Find the area of the region that lies inside both r=2sin(th) and r=sin(th).
I think I have to put it in the form of integral 1/2(r1)^2 - (r2)^2 d(th) but I'm not sure what the bounds would be. I set them equal to each other and I got the values pi/2 and 3pi/2.
I assumed the integral would be from pi/2 to 3pi/2 1/2(2sin(th)^2 - sin(th)^2)d(th), could someone confirm? I'm not sure about the bounds
On
Both the polar equations represent circles with second one inside the first. The first equation $r=2\sin\theta$ represents the circle $$x^2+(y-1)^2=1$$ with center $(0, 1)$ and radius $1$ and the second equation $r=\sin\theta$ represents the circle $$x^2+\left(y-\frac{1}{2}\right)^2=\frac{1}{4}$$ with center $(0, \frac{1}{2})$ and radius $r=\frac{1}{2}$
So the area of the region inside both is the area of the second circle which is $\dfrac{\pi}{4}$.

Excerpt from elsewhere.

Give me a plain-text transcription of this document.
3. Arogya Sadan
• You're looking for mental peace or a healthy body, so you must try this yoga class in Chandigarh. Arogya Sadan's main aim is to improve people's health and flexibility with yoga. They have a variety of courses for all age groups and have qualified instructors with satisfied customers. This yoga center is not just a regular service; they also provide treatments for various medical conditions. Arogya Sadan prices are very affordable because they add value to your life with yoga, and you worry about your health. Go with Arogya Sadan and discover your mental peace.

Area = $$\frac{1}{2}\int_0^{2\pi}\big( 4\sin^2 \theta - \sin^2 \theta) d\theta = \frac{3}{2} \int_0^{2\pi} \sin^2 \theta d\theta$$.
Use the trig identity $\sin^2 \theta = \frac{1}{2}(1-cos2\theta)$ to help evaluate the integral. It helps to graph the two polar equations, this may give you a better view for your bounds of integration.